To realize an improved sustainable future, additional developments in the energy consumption is a prerequisite important aspect for the operation of any electronic device. This is correspondingly true and intended for all the commercially existing photodetectors (PDs) which functions using large external bias. So far, thin films have been commonly used in the photodetection of several bands of electromagnetic spectrum. Recently, rare earth oxides have received tremendous attention as a gate dielectric in the photodetection filed on account of their superior characteristics such as large bandgap, high dielectric constant accompanied by thermodynamical stability. Besides, the earlier reported GaN PDs mostly functioned in UV-A region only and there are no pertinent reports pointed at the deep UV region. In this manuscript, we have fabricated and reported Au/GaN MSM UV-A (300–400 nm) and Au/Nd2O3/GaN MIS UV-A to C/VIS (200–600 nm) BB PDs using cost-effective electron beam evaporation technique at room temperature.
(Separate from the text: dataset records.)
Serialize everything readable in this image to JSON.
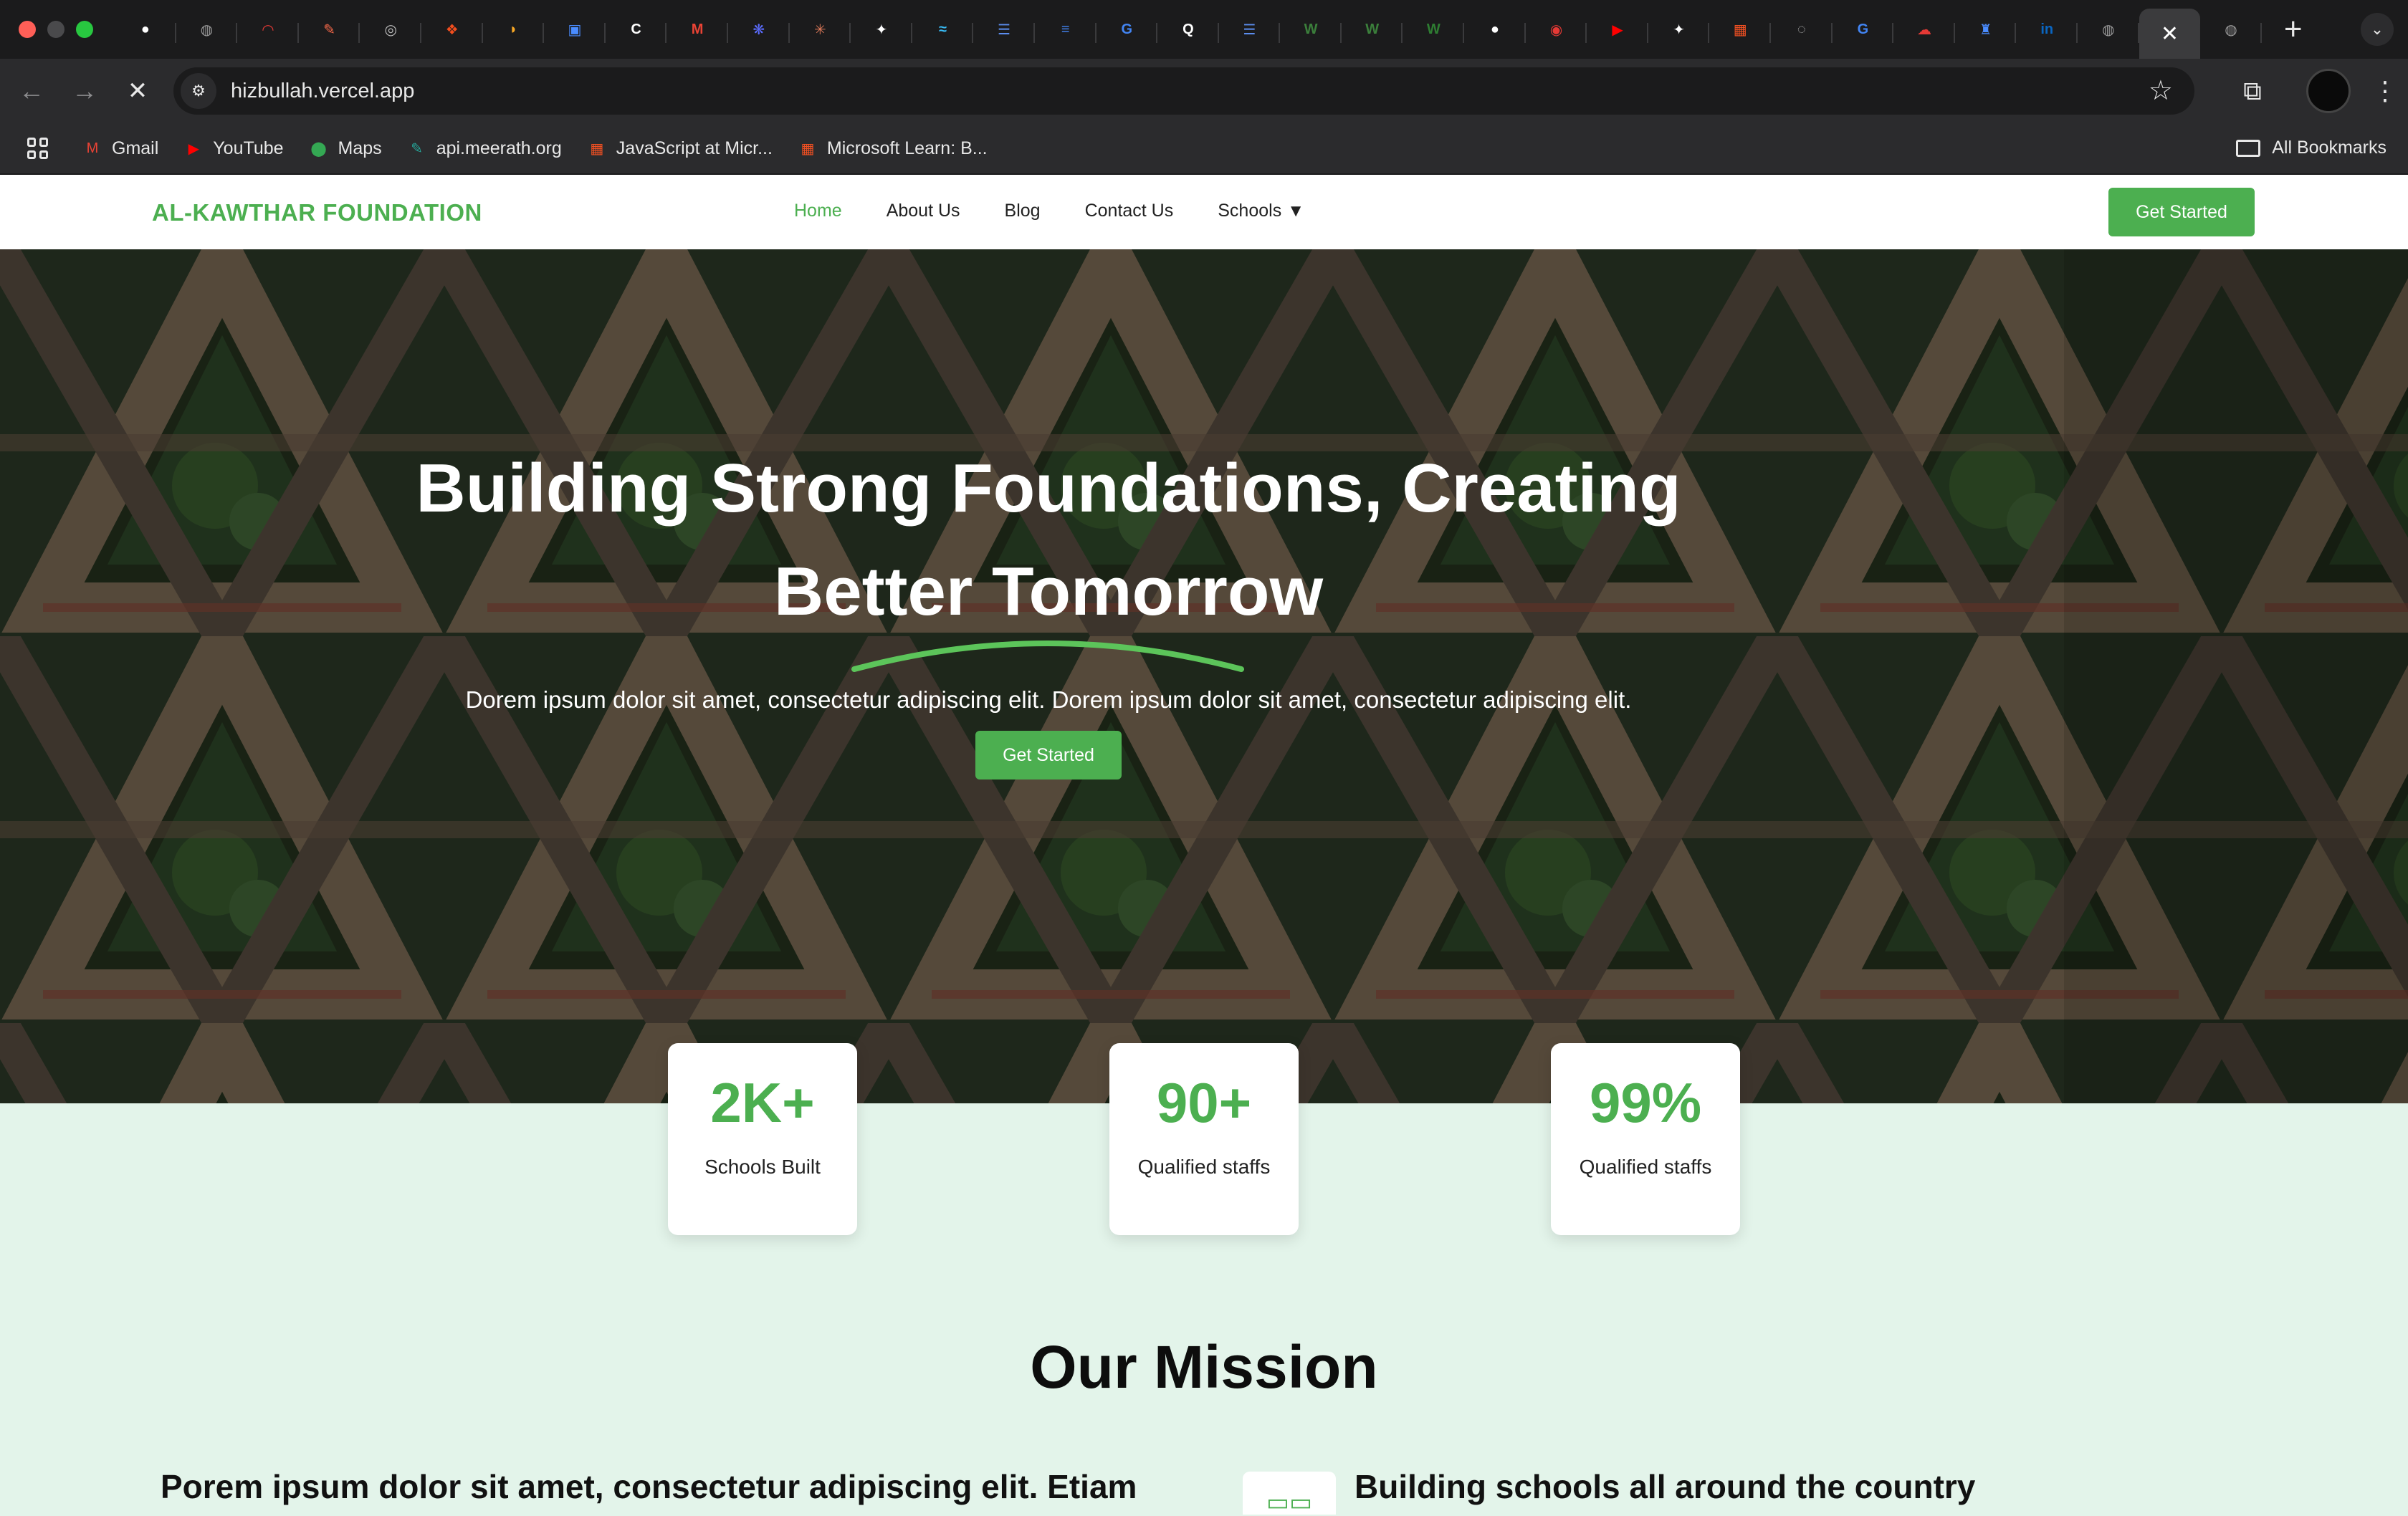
{
  "browser": {
    "tabs": [
      {
        "icon": "github-icon",
        "glyph": "●",
        "color": "#ffffff"
      },
      {
        "icon": "globe-icon",
        "glyph": "◍",
        "color": "#9a9a9a"
      },
      {
        "icon": "speedometer-icon",
        "glyph": "◠",
        "color": "#e53935"
      },
      {
        "icon": "app-icon-orange",
        "glyph": "✎",
        "color": "#ff6b4a"
      },
      {
        "icon": "target-icon",
        "glyph": "◎",
        "color": "#bdbdbd"
      },
      {
        "icon": "figma-icon",
        "glyph": "❖",
        "color": "#f24e1e"
      },
      {
        "icon": "rainbow-icon",
        "glyph": "◗",
        "color": "#f9a825"
      },
      {
        "icon": "window-icon",
        "glyph": "▣",
        "color": "#4a8cff"
      },
      {
        "icon": "c-icon",
        "glyph": "C",
        "color": "#ffffff"
      },
      {
        "icon": "gmail-icon",
        "glyph": "M",
        "color": "#ea4335"
      },
      {
        "icon": "bird-icon",
        "glyph": "❋",
        "color": "#5b6cff"
      },
      {
        "icon": "sparkle-icon",
        "glyph": "✳",
        "color": "#d97757"
      },
      {
        "icon": "openai-icon",
        "glyph": "✦",
        "color": "#ffffff"
      },
      {
        "icon": "tailwind-icon",
        "glyph": "≈",
        "color": "#38bdf8"
      },
      {
        "icon": "list-icon",
        "glyph": "☰",
        "color": "#5b8def"
      },
      {
        "icon": "docs-icon",
        "glyph": "≡",
        "color": "#4285f4"
      },
      {
        "icon": "google-icon",
        "glyph": "G",
        "color": "#4285f4"
      },
      {
        "icon": "q-icon",
        "glyph": "Q",
        "color": "#ffffff"
      },
      {
        "icon": "list-icon",
        "glyph": "☰",
        "color": "#5b8def"
      },
      {
        "icon": "w-icon",
        "glyph": "W",
        "color": "#3b7f3b"
      },
      {
        "icon": "w-icon",
        "glyph": "W",
        "color": "#3b7f3b"
      },
      {
        "icon": "w-icon",
        "glyph": "W",
        "color": "#2e7d32"
      },
      {
        "icon": "github-icon",
        "glyph": "●",
        "color": "#ffffff"
      },
      {
        "icon": "record-icon",
        "glyph": "◉",
        "color": "#e53935"
      },
      {
        "icon": "youtube-icon",
        "glyph": "▶",
        "color": "#ff0000"
      },
      {
        "icon": "openai-icon",
        "glyph": "✦",
        "color": "#ffffff"
      },
      {
        "icon": "microsoft-icon",
        "glyph": "▦",
        "color": "#f25022"
      },
      {
        "icon": "loading-icon",
        "glyph": "◌",
        "color": "#bdbdbd"
      },
      {
        "icon": "google-icon",
        "glyph": "G",
        "color": "#4285f4"
      },
      {
        "icon": "cloud-icon",
        "glyph": "☁",
        "color": "#e53935"
      },
      {
        "icon": "figure-icon",
        "glyph": "♜",
        "color": "#4a8cff"
      },
      {
        "icon": "linkedin-icon",
        "glyph": "in",
        "color": "#0a66c2"
      },
      {
        "icon": "globe-icon",
        "glyph": "◍",
        "color": "#9a9a9a"
      },
      {
        "icon": "close-icon",
        "glyph": "✕",
        "color": "#ffffff",
        "active": true
      },
      {
        "icon": "globe-icon",
        "glyph": "◍",
        "color": "#9a9a9a"
      }
    ],
    "new_tab": "+",
    "tab_menu": "⌄",
    "url": "hizbullah.vercel.app",
    "bookmarks": [
      {
        "label": "Gmail",
        "icon": "gmail-icon",
        "glyph": "M",
        "color": "#ea4335"
      },
      {
        "label": "YouTube",
        "icon": "youtube-icon",
        "glyph": "▶",
        "color": "#ff0000"
      },
      {
        "label": "Maps",
        "icon": "maps-pin-icon",
        "glyph": "⬤",
        "color": "#34a853"
      },
      {
        "label": "api.meerath.org",
        "icon": "feather-icon",
        "glyph": "✎",
        "color": "#26a69a"
      },
      {
        "label": "JavaScript at Micr...",
        "icon": "microsoft-icon",
        "glyph": "▦",
        "color": "#f25022"
      },
      {
        "label": "Microsoft Learn: B...",
        "icon": "microsoft-icon",
        "glyph": "▦",
        "color": "#f25022"
      }
    ],
    "all_bookmarks": "All Bookmarks"
  },
  "site": {
    "brand": "AL-KAWTHAR FOUNDATION",
    "nav": [
      {
        "label": "Home",
        "active": true
      },
      {
        "label": "About Us"
      },
      {
        "label": "Blog"
      },
      {
        "label": "Contact Us"
      },
      {
        "label": "Schools"
      }
    ],
    "nav_cta": "Get Started",
    "hero": {
      "title_line1": "Building Strong Foundations, Creating",
      "title_line2": "Better Tomorrow",
      "subtitle": "Dorem ipsum dolor sit amet, consectetur adipiscing elit. Dorem ipsum dolor sit amet, consectetur adipiscing elit.",
      "cta": "Get Started"
    },
    "stats": [
      {
        "value": "2K+",
        "label": "Schools Built"
      },
      {
        "value": "90+",
        "label": "Qualified staffs"
      },
      {
        "value": "99%",
        "label": "Qualified staffs"
      }
    ],
    "mission": {
      "title": "Our Mission",
      "left_heading": "Porem ipsum dolor sit amet, consectetur adipiscing elit. Etiam",
      "right_heading": "Building schools all around the country"
    }
  },
  "colors": {
    "accent": "#4caf50",
    "mint_bg": "#e3f4ea",
    "chrome_dark": "#1b1b1c"
  }
}
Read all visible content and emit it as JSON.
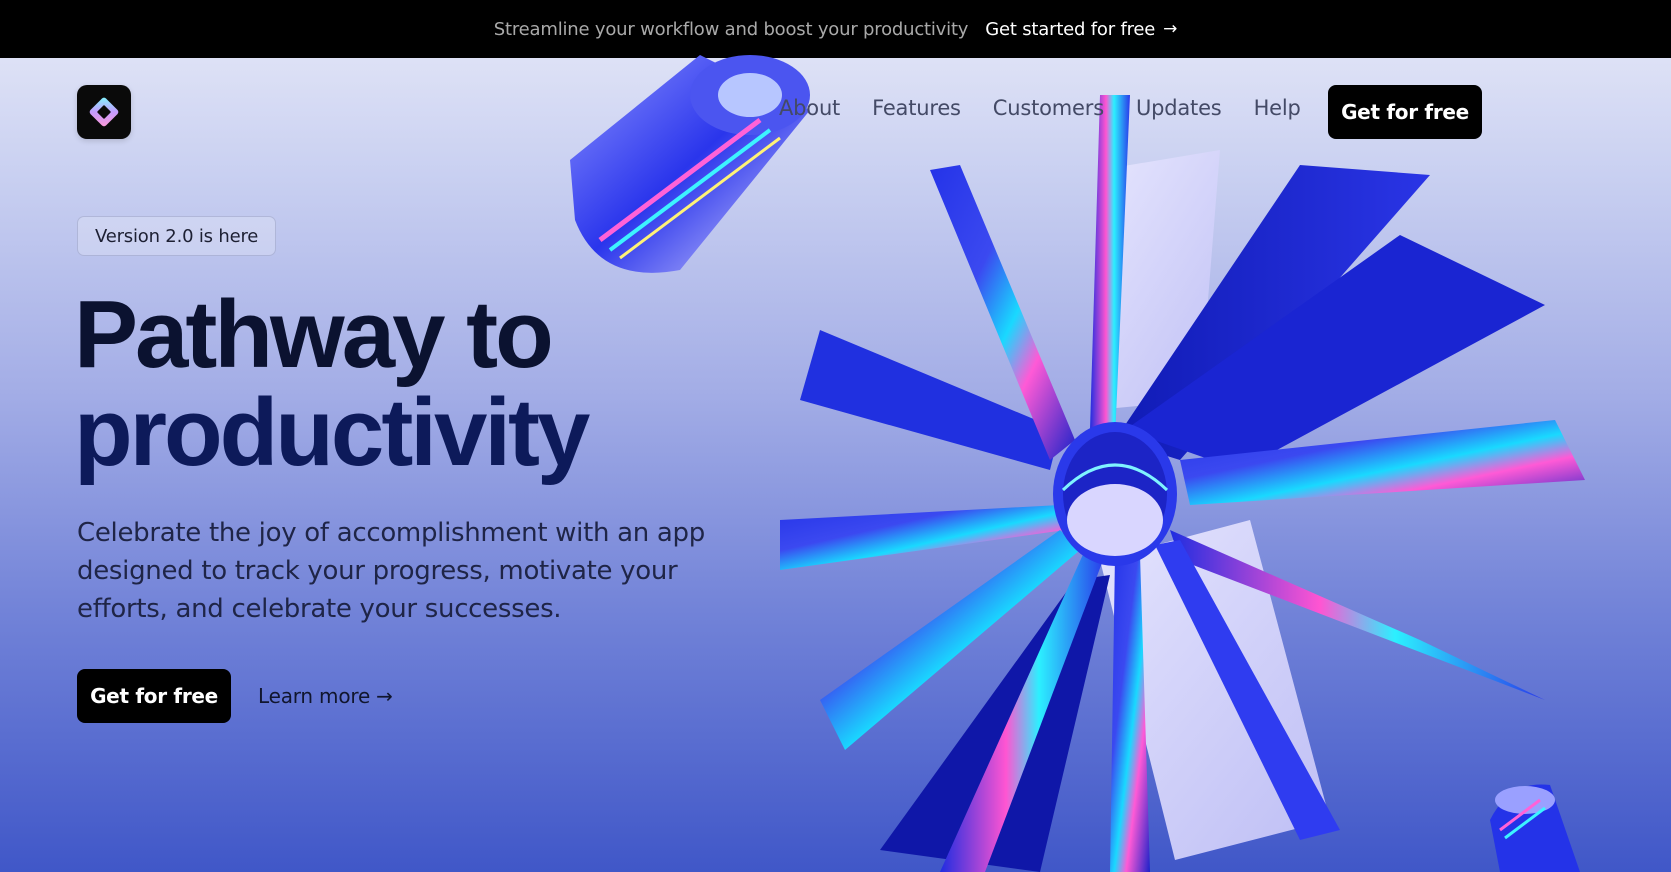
{
  "announcement": {
    "message": "Streamline your workflow and boost your productivity",
    "cta_label": "Get started for free",
    "cta_arrow": "→"
  },
  "header": {
    "logo_icon": "diamond-logo-icon",
    "nav": [
      {
        "label": "About"
      },
      {
        "label": "Features"
      },
      {
        "label": "Customers"
      },
      {
        "label": "Updates"
      },
      {
        "label": "Help"
      }
    ],
    "cta_label": "Get for free"
  },
  "hero": {
    "badge": "Version 2.0 is here",
    "headline_line1": "Pathway to",
    "headline_line2": "productivity",
    "subtext": "Celebrate the joy of accomplishment with an app designed to track your progress, motivate your efforts, and celebrate your successes.",
    "primary_label": "Get for free",
    "secondary_label": "Learn more",
    "secondary_arrow": "→"
  },
  "colors": {
    "bar_bg": "#000000",
    "accent_blue": "#1f2fe0",
    "cyan": "#19e3ff",
    "magenta": "#ff4fd8",
    "headline": "#0b1230"
  }
}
The reported Au/Nd2O3/GaN MIS BB PD device is sensitive to wavelengths of light from 200 nm to 600 nm (UV to VIS region). This improvement is correlated with the intentionally deposited Nd2O3 visible light absorber thin film at the Au/GaN interface as evidenced from the optical absorption study. The direct optical bandgap, crystal structure, chemical composition/oxidation states and surface morphology of the Nd2O3 material deposited on GaN were demonstrated using UV-Visible, XRD, XPS and AFM techniques. The Au/Nd2O3/GaN MIS BB PD device exhibited an outstanding photodetection performance with maximum photoresponsivity of 6382 mA/W, detectivity of 9.4 × 1014 Jones, external quantum efficiency of 3.67 × 103% and response speed of 770 ms/2320 ms (τFall/τrise) compared to Au/GaN MSM PD device. Thus, these results suggest that the Au/Nd2O3/GaN MIS type BB PD device structure could be employed as a potential candidate to tune the wavelength selectivity from UV to VIS region of the electromagnetic spectrum in the future.